Thursday, August 12, 2021

THE RUSTY MOTOR OF HOPE

 89 of #100daychallenge

The concept of writing every day for 100 days is clearly blown. But I still want to log those 100 days, even if it happened over 130 days or whatever.

So, I have taught two classes at the Town Hall. I won't say it is going badly, but it hard to get a read on how people are responding as every one is wearing a mask and most seem a bit uncomfortable. Teaching in a studio is much different as people rather intuit most of the rules. Teaching in a large banquet hall place is different altogether. The scale of the place does not promote an inter-student intimacy. 

I really didn't know what to expect, but I was thinking more along the lines of what the Domineers are like. Goes to show what 20 years does to a person. These people all have much more body awareness, so just sitting in the chair is not going to make it. There is wall space available, so we did a couple of things at the wall. I had to extemporize on both occasions, although I was more prepared today. I need to think about what the limitations of the space and the class are and design a class more precisely. And I think it will end up as more of a level one hatha class than chair yoga. Also, the chairs slide across the floor making some things dangerous. 

I am just finding teaching harder for me than anticipated. Ten signed up and came to the first class, but only six came today. And, of course, I am taking it personally ... or at least wanting to but not letting myself focus on it. 

I am doing a bit better. I have managed to get a few things done and I have more energy. I have been to the new gym four times this week, bicycling about five miles each time. My knee hurts a lot a lot a lot, notwithstanding the recent cortisone shot. I don't know if the knee pain is related to the stationary bike or not. I even attended to some of the watering, although I haven't really gardened to speak of.

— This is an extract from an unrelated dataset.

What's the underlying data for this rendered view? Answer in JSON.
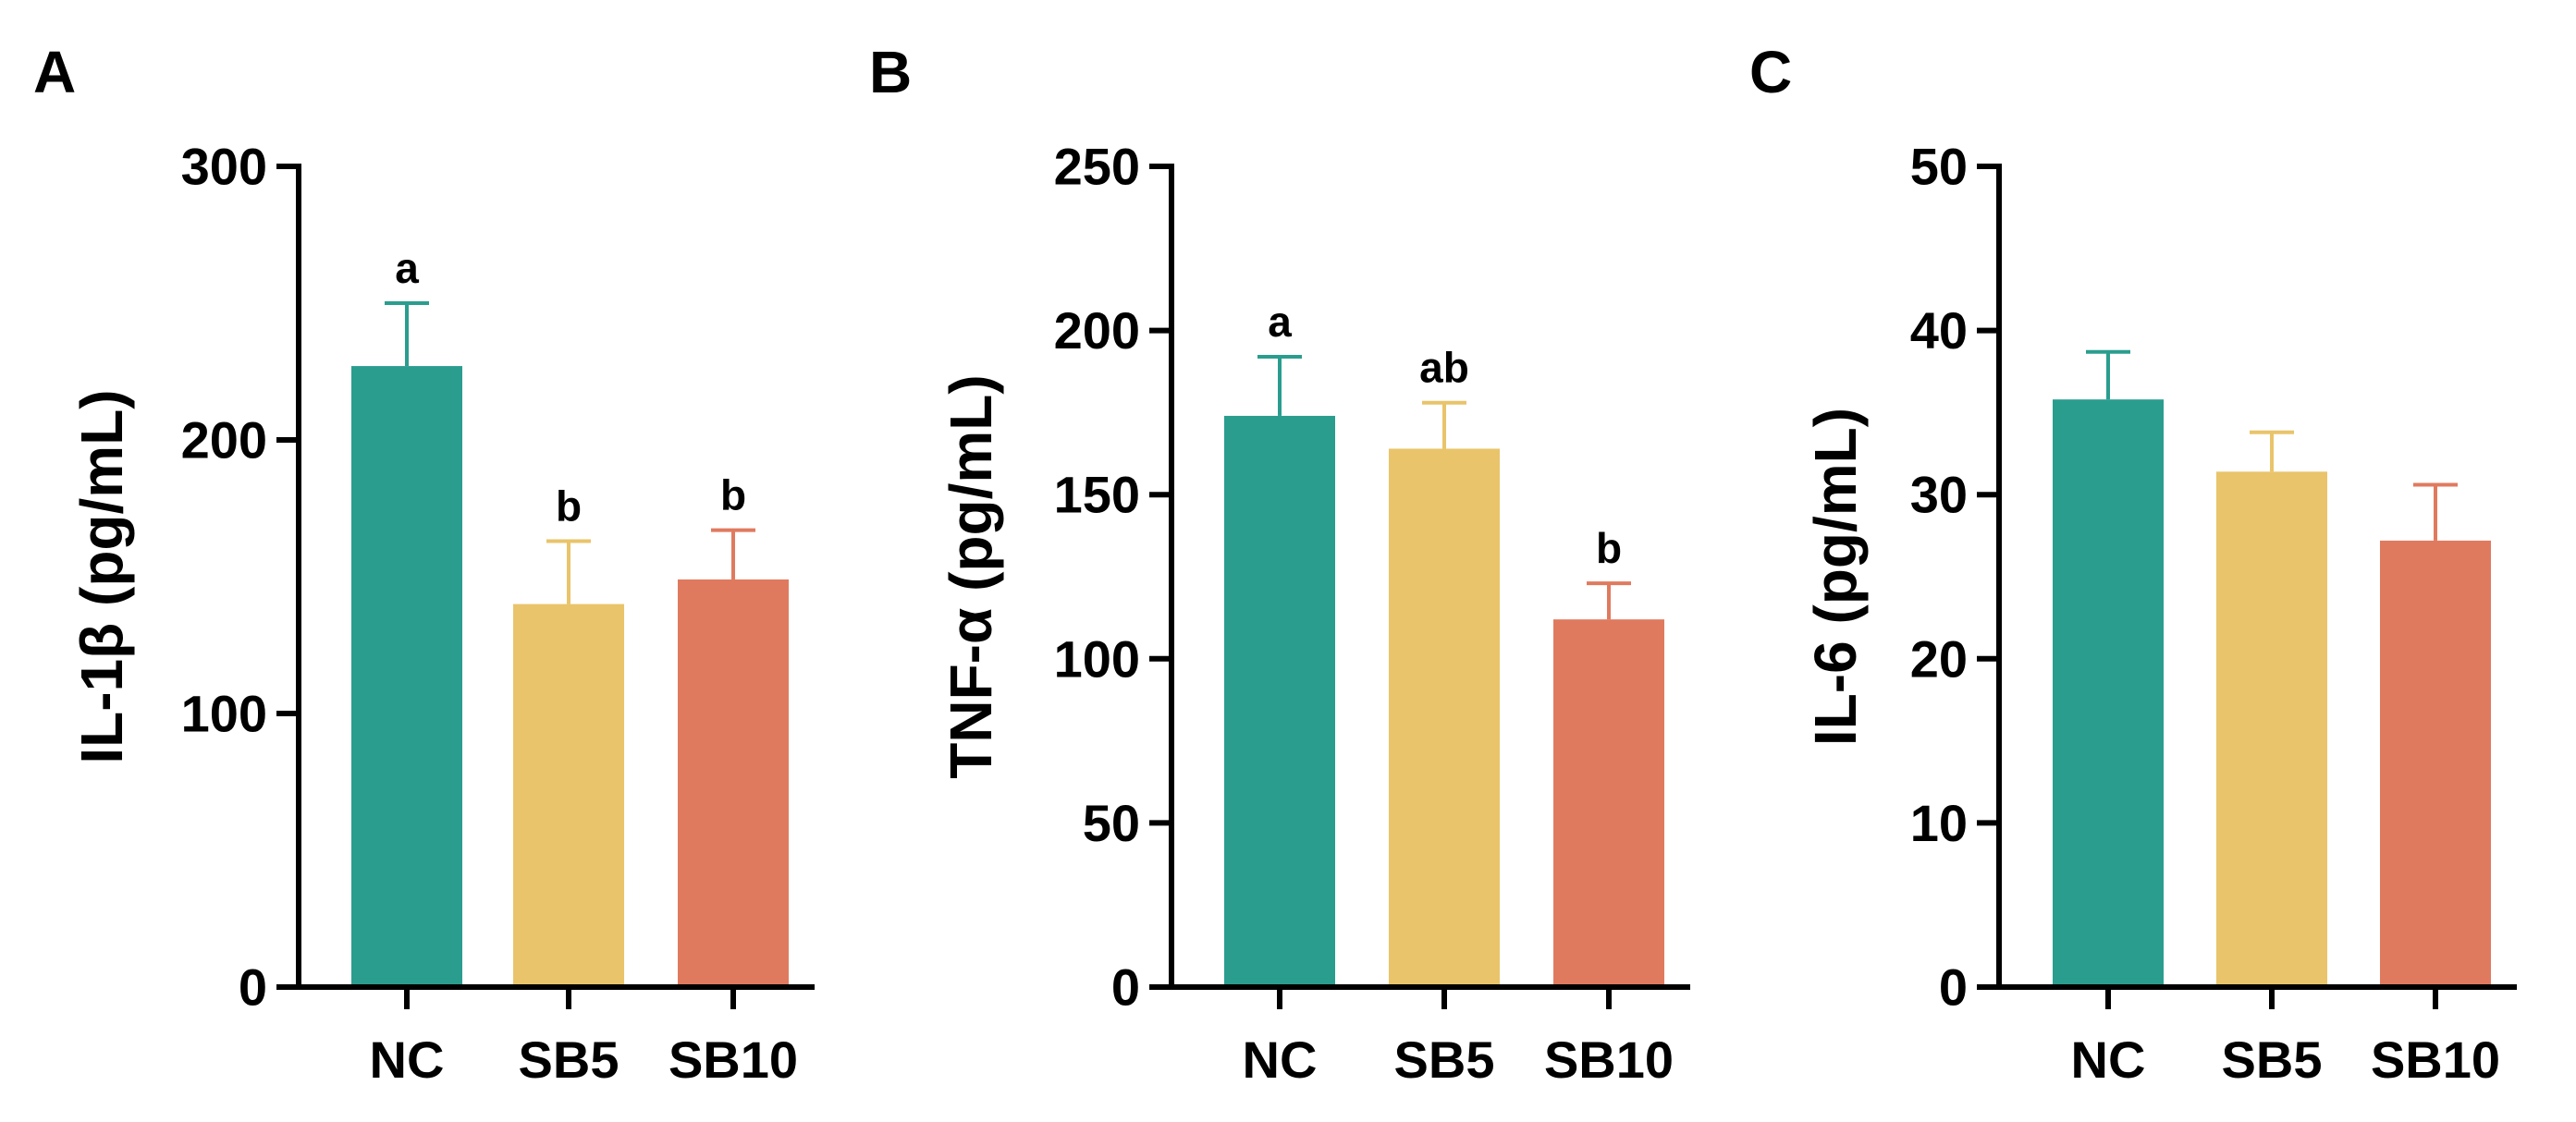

I miss Anita. I think I dreamt I cried about her as I have yet to manifest the tears and sadness I feel other than moping around and eating too much (hard to tell that is mourning, could just be hot weather). 




ALONE

what a word and I thought it would be

less disrespectful

old rotten teeth hanging on

there is no radius for this


so here I am

with the rusty motor of hope

sticking out of the sand like a dead arm

well it lasted

long enough it lasted until it was over


it ground the corn and did the dishes

and when it started to break down

where could I hide the pieces

with that repairman

looking at my uncouth hair

while I handed him tools always

the wrong one


now I can watch bushes

running their fingers over the legs

of strangers and say why not 

let them have whatever

they get out of it


under the shadows are more

shadows and under those shadows

is nothing


I have my work to do

inventing new memories

and keeping verbs in the proper mood

somebody has to

and if I walk my defeated secrets

like a dog what’s that to you

who left by way of the mirror

still believing that rain shows mercy


when how many times did I tell you

the fireflies are naked and cold

in the rags of their light.


— Richard Shelton, The New Yorker, April 5, 1969 issue

1 comment:

  1. Glad you are writing again. Honor that you made that class happen too. LOVE!